So, one week on from the defenestration of Johnathan Shephard, what have we learned?
If it was up to the PPA itself or the public pronouncements from the PPA Board, the answer would be naething much at all. The PPA ‘News‘ section is devoid of, well, news. It doesn’t even have the press release announcing Shephard’s departure (though to give them their due, they did manage to airbrush all references to him from the site within 12 hours).
The PPA Board has been silent both collectively and singly, demonstrating the gift for leadership that we’ve all come to love. Presumably the board agreed with Shephard’s vision for the PPA when they appointed him last year, so one might conclude that they got rid of him because he was either not following this strategy, or they felt that the changed circumstances of the past year meant a change of vision was needed.
In private, publishers are a bit more forthcoming.

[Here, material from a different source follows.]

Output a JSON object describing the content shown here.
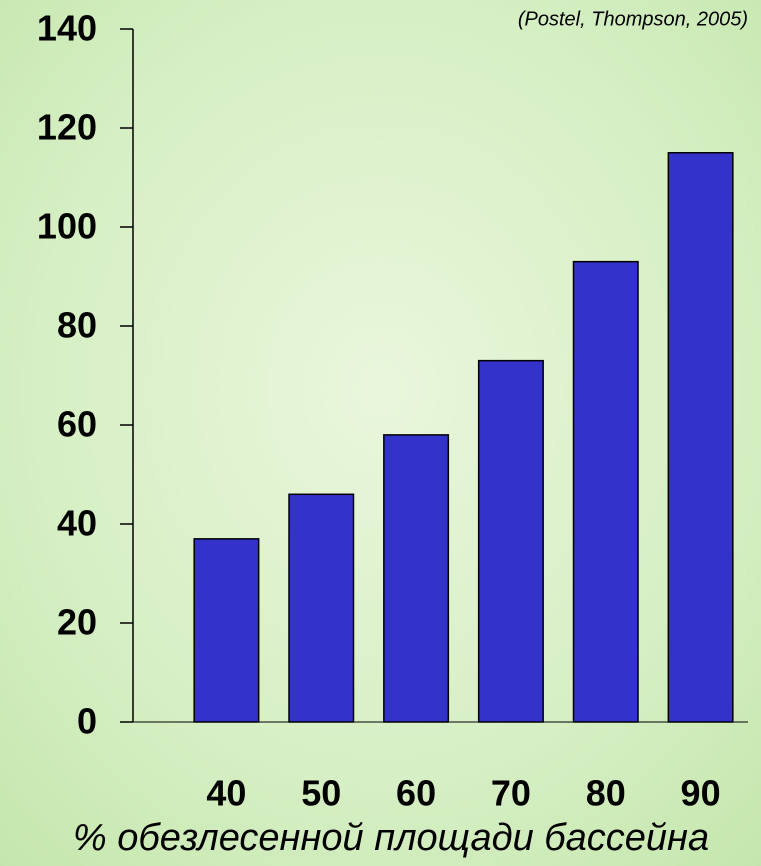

Shephard seemed very good at cutting costs, but his year zero policy of axing all events and most of the awards junkets as well as getting rid of the marketing department left the PPA’s visibility at an all time low – and that was just within the industry. Given their other pressures, publishers were starting to question just why they were paying their not inconsiderable membership fees.
It seems to have been this chitter that persuaded the board to do something, because if it’s one thing that they don’t want it’s the existential questions, mainly because (collectively) they have no answers. Just what is the PPA for, actually?